Al día siguiente llamamos a la policía. Mi madre, claramente preocupada, me acompañó durante la entrevista. Que cuáles eran sus señas particulares -lentes-, que qué lugares frecuentaban -todos-, que si los veía seguido -qué pregunta. Dándome el avión, me dijeron que estarían al pendiente, que era difícil por la falta de datos, que no podían garantizarme nada pero que estuviera calmado, que ya estaban avisados.
  Así pasaron unos meses, en los que todo volvió un poco a la normalidad. Regresé a la escuela, volví a ver a Bernardo, que no daba crédito, regresé al go con Ramiro y hasta empecé a salir otra vez con Magda, que me pidió perdón una y otra vez. A ellos no los volví a ver y eso me tranquilizaba. La policía volvió a llamar un par de veces, diciendo que no habían encontrado nada hasta el momento pero que seguirían pendientes, por si pasaba algo nuevo. Acabé la escuela y encontré una chamba que me pagaba suficiente como para salirme de casa de mis padres.
  Unos meses después, Magda se mudó conmigo.
  
  Hoy quedé con Magda de ir al cine. Como salí antes, llegué más temprano. Me llega un mensaje suyo diciéndome que va a llegar un poco más tarde y que si puedo ir comprando los boletos. Le digo que sí y me acerco a la taquilla. El tipo que atiende me sonríe con esa sonrisa maquinal de centro comercial y me da la bienvenida.
  -Buenas, gracias, le digo, dos boletos para la de las 8, por favor.
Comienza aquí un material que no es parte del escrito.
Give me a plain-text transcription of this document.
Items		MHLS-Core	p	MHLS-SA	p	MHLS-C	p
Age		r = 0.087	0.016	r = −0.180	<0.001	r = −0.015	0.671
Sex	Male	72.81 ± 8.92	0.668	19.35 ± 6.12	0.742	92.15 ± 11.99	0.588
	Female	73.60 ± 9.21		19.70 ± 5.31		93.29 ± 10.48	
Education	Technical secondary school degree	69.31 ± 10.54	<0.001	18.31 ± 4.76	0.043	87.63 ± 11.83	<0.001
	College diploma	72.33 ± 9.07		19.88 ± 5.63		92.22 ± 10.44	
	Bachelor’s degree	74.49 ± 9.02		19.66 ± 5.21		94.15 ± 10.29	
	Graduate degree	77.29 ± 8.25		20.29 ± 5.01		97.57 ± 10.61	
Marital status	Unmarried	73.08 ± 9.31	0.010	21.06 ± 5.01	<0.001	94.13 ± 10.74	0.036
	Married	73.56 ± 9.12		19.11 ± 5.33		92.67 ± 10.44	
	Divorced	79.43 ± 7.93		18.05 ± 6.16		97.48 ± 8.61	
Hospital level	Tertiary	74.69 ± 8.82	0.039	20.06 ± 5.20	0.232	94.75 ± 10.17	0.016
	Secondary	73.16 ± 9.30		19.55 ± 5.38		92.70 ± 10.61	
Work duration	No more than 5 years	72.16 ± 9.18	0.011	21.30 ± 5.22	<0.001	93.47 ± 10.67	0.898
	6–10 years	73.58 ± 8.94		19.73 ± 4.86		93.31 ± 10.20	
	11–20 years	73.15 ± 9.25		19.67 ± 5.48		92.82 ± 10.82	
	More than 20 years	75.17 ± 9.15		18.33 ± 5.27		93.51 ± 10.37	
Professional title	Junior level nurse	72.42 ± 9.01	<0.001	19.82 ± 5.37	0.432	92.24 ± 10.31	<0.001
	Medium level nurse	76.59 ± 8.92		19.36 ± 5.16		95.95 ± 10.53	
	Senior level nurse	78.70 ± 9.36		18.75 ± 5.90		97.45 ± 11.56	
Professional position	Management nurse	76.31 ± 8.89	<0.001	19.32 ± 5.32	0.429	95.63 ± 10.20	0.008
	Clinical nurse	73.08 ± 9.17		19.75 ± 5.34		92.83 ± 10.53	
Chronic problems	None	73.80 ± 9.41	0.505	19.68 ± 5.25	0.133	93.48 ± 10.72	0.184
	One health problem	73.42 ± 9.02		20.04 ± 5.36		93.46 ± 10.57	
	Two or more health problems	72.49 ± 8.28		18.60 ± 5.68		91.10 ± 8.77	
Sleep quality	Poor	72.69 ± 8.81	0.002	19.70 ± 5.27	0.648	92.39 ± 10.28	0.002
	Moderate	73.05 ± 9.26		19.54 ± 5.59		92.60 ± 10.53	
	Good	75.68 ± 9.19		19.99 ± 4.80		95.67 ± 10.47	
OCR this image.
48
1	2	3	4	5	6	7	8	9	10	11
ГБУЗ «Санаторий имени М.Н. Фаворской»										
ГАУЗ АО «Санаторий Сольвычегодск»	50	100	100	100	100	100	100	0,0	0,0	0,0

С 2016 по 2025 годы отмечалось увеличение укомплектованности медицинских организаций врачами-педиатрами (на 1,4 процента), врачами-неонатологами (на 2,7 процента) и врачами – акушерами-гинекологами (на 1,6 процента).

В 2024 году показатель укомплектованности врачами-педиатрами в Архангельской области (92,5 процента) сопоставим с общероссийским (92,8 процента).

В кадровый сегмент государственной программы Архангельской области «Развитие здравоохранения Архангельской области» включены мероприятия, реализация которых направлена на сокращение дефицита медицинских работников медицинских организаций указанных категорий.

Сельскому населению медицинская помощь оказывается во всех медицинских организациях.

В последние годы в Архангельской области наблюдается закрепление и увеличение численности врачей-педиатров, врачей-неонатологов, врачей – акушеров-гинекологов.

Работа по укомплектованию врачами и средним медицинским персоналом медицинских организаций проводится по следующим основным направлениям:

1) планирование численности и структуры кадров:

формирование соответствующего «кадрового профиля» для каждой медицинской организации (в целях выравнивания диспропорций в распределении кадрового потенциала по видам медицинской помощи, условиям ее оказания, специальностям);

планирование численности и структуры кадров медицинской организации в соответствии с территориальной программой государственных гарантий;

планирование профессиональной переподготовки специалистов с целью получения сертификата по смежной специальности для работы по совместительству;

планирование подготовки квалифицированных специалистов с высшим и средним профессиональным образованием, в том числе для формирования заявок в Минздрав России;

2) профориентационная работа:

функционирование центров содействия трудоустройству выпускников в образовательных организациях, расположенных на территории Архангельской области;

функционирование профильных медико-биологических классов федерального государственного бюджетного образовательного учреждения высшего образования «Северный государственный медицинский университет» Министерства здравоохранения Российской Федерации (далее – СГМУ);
  -Con todo gusto, me responde con su sonrisa imbécil. ¿Cuenta con tarjeta de cliente frecuente?
  -No.
  -Ayúdeme a escojer sus asientos, por favor. ¿Su pago es con tarjeta?
  -No, le digo, y le paso el billete mientras intento entender cómo funciona el sistema de los asientos.
  -Aquí está tu cambio, Enrique, me dice.
  -Gracias, le contesto, distraído. Entonces me cae el veinte, ¿cómo chingaos sabe mi nombre?
  Levanto la vista y lo veo. Se me va el aire. Su sonrisa ya cambió. Me ve de frente y, bajo la luz, noto el reflejo en los lentes.